Regulators will also look to hit the pocket books: Companies can be fined up to 4 per cent of their global revenue or €20 million, whichever is larger.

Why does this European law affect Canada?

The GDPR applies to everyone from big multinationals to small, family-owned businesses, and from nonprofits to entrepreneurs, irrespective of where they are located as long as their business targets users in the EU.

Though companies only have to comply with the new rules with respect to their European customers, some—like Microsoft—say it will be unfeasible to have more than one set of rules around the world and are choosing instead to implement one standard universally.
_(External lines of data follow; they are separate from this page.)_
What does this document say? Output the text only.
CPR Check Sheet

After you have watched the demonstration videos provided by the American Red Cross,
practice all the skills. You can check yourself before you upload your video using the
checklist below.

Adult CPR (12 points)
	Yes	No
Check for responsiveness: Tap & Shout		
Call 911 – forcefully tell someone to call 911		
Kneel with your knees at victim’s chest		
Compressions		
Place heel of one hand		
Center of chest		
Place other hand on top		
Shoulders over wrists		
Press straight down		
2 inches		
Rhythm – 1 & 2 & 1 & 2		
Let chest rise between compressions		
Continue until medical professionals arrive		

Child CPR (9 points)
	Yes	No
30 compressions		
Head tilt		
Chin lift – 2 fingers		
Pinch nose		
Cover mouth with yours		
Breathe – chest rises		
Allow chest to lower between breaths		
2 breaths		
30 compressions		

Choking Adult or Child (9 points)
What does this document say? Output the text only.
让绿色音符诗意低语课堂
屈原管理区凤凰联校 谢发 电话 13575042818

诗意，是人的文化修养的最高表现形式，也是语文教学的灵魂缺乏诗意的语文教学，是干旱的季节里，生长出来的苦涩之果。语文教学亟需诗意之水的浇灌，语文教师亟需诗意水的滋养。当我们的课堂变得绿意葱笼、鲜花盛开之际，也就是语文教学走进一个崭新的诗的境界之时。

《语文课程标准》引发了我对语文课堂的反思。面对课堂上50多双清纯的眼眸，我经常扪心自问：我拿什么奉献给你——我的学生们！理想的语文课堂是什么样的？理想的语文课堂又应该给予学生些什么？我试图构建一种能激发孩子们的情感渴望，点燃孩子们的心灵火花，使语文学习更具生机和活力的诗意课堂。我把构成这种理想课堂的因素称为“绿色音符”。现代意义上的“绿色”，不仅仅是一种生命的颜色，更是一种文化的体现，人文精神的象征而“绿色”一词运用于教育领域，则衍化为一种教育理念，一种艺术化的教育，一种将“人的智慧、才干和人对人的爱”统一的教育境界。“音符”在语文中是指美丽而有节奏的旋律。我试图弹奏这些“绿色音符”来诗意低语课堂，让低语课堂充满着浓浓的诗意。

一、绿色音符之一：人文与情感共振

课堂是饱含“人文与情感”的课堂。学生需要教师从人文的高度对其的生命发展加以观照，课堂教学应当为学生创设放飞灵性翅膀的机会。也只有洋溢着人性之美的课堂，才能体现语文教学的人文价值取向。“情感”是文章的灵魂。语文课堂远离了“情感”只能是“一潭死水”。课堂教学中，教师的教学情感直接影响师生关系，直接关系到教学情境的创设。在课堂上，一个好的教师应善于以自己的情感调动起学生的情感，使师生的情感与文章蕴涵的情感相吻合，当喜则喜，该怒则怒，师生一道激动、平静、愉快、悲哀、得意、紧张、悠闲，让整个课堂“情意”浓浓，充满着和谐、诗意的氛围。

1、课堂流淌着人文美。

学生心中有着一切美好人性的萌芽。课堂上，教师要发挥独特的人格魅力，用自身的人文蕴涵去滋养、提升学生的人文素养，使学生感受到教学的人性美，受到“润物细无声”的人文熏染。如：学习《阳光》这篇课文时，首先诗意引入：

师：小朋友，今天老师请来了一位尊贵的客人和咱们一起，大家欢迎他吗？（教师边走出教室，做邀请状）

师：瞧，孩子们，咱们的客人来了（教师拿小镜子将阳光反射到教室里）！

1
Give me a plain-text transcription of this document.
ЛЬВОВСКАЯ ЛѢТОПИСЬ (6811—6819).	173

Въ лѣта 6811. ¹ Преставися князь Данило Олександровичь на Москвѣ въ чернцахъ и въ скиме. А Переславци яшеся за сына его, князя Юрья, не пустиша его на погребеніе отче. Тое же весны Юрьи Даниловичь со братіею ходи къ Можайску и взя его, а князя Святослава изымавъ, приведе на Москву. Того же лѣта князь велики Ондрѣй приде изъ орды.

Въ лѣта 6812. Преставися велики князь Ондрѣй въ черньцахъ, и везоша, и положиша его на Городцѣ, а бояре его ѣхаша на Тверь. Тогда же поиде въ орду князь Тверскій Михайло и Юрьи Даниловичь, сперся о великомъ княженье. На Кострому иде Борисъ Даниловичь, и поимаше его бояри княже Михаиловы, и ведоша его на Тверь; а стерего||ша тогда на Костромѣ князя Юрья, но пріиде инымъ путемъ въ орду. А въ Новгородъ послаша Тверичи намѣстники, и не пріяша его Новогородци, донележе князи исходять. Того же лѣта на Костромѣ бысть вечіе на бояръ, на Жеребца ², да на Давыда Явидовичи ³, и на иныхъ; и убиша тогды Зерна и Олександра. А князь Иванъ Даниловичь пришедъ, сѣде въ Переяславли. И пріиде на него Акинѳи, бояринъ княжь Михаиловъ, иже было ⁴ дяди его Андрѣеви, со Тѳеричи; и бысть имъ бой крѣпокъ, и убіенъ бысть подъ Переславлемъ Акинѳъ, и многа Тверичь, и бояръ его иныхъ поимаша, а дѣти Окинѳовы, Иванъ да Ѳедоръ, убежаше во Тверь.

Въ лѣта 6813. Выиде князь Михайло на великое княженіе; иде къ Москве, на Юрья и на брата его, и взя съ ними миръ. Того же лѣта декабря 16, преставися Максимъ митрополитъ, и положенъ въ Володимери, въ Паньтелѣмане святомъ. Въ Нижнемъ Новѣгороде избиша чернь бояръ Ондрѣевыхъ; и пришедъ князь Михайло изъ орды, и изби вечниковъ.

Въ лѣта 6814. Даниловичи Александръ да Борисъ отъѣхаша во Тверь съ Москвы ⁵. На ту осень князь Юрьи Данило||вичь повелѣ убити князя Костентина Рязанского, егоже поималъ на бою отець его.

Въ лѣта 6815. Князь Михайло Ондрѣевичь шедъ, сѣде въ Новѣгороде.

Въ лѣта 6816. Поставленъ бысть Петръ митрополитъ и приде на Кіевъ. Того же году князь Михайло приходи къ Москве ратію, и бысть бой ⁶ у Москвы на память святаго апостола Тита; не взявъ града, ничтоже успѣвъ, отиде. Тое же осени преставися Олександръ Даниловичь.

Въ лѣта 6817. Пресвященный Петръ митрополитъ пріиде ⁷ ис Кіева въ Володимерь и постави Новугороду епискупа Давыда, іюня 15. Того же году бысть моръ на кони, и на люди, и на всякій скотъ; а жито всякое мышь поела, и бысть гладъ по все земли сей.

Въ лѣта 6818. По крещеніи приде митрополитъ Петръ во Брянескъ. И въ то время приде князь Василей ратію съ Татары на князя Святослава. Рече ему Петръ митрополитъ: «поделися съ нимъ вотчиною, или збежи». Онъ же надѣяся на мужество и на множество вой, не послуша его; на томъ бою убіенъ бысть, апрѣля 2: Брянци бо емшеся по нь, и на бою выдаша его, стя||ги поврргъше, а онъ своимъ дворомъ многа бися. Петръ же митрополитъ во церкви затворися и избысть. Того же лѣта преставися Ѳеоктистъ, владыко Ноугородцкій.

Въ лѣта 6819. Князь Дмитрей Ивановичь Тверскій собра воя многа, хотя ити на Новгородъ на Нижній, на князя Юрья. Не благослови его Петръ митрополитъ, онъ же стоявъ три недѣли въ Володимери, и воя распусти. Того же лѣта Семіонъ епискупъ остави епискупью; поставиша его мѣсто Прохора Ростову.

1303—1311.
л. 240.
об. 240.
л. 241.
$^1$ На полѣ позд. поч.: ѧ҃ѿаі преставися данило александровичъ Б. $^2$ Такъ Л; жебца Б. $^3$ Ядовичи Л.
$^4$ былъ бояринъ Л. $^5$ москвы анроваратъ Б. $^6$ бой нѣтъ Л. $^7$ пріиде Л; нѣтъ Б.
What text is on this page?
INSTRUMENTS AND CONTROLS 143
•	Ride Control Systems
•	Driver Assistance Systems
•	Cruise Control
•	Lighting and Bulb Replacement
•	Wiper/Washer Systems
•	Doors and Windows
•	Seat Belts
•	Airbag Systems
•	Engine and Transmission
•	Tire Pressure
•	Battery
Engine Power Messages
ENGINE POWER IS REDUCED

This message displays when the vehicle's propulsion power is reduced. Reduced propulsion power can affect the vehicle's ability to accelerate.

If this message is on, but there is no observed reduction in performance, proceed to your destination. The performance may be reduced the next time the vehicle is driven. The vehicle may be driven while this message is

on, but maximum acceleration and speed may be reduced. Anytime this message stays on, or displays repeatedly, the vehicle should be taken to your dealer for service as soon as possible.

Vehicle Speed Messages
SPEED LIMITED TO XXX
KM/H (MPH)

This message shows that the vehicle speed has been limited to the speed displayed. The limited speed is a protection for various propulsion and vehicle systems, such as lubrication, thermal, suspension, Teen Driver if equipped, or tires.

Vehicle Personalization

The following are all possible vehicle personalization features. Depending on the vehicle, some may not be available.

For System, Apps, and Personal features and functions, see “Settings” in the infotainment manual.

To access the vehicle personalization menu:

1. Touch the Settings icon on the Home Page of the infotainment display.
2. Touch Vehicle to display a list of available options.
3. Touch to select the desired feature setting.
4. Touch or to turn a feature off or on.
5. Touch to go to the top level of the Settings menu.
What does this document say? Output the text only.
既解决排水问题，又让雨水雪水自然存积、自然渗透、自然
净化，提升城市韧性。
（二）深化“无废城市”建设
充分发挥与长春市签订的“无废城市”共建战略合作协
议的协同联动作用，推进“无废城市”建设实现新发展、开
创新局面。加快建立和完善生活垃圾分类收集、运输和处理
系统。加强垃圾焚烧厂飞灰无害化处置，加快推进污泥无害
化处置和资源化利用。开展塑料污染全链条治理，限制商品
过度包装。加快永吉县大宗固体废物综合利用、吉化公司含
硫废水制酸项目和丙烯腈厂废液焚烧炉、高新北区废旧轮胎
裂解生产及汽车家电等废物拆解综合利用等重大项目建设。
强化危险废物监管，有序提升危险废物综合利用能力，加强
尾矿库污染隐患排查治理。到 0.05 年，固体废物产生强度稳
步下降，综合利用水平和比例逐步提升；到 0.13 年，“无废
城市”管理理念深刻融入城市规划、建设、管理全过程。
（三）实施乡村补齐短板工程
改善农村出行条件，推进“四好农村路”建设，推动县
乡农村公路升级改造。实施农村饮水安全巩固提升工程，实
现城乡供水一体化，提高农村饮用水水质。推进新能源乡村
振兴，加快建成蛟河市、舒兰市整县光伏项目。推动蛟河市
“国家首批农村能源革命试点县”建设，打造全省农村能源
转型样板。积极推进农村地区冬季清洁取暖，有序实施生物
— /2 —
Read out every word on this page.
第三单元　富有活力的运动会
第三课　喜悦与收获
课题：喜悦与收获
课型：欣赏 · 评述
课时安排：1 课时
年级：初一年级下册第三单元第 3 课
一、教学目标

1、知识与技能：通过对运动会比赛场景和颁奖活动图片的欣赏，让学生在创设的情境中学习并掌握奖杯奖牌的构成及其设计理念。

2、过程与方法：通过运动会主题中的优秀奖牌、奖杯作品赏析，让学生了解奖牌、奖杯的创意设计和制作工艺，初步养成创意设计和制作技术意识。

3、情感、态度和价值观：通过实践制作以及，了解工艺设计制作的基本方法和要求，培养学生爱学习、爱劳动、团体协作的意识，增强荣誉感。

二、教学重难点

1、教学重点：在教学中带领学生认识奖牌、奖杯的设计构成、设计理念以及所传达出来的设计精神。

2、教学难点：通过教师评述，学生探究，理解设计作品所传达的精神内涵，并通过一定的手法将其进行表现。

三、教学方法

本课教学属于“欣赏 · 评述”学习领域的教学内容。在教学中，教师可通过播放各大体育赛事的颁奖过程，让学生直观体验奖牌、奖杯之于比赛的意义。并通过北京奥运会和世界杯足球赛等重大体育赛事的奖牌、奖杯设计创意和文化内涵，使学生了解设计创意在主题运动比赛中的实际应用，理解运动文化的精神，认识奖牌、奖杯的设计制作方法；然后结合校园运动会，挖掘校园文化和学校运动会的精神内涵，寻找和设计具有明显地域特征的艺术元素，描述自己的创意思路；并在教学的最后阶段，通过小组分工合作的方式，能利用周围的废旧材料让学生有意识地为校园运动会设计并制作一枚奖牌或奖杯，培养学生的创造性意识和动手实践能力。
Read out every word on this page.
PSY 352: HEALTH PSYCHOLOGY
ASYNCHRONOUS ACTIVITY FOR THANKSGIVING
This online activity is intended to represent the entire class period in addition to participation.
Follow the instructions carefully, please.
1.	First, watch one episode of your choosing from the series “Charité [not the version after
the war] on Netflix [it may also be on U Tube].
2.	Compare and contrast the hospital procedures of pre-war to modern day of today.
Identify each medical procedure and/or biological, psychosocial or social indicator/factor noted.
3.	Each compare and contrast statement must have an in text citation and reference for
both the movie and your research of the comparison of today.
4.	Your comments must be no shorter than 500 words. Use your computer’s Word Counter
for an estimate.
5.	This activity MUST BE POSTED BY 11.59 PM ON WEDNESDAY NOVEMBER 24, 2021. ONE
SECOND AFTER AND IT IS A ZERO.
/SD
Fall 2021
Beth Dewitt, the Canadian leader for data protection and privacy at Deloitte, said in an interview with CTVNews.ca that eventually, the GDPR could become “a global standard” for data privacy and protection legislation. Governments in Argentina and Japan are already beginning to align their national data protection policies with the law.

Many large Canadian companies are “well down the path towards compliance with the GDPR or are compliant,” Dewitt said, but some smaller ones “are just waking up to it right now.”

How does the GDPR compare to Canadian data privacy laws?

The European law is much stronger than its Canadian equivalent, the Personal Information Protection and Electronic Documents Act.

Canadian companies that must comply with the GDPR are finding there is “an uplift” in their privacy requirements when it comes to individual consumer rights such as the right to be forgotten or the right to take their data elsewhere, said Dewitt.

Canada’s new federal data breach regulations, for instance, which will be implemented in November, require companies to report security breaches that pose a “real risk of significant harm” to the federal privacy commissioner and consumers “as soon as feasible”—a less strict standard than the 72 hour timeline outlined in the GDPR.

“With the GDPR, our laws are now lacking,” Cavoukian said, adding that the inferiority of Canada’s legislation makes her optimistic that there will be “a real push to upgrade our laws here.”

“It would be almost like a step back for us not to raise the bar as well,” she said.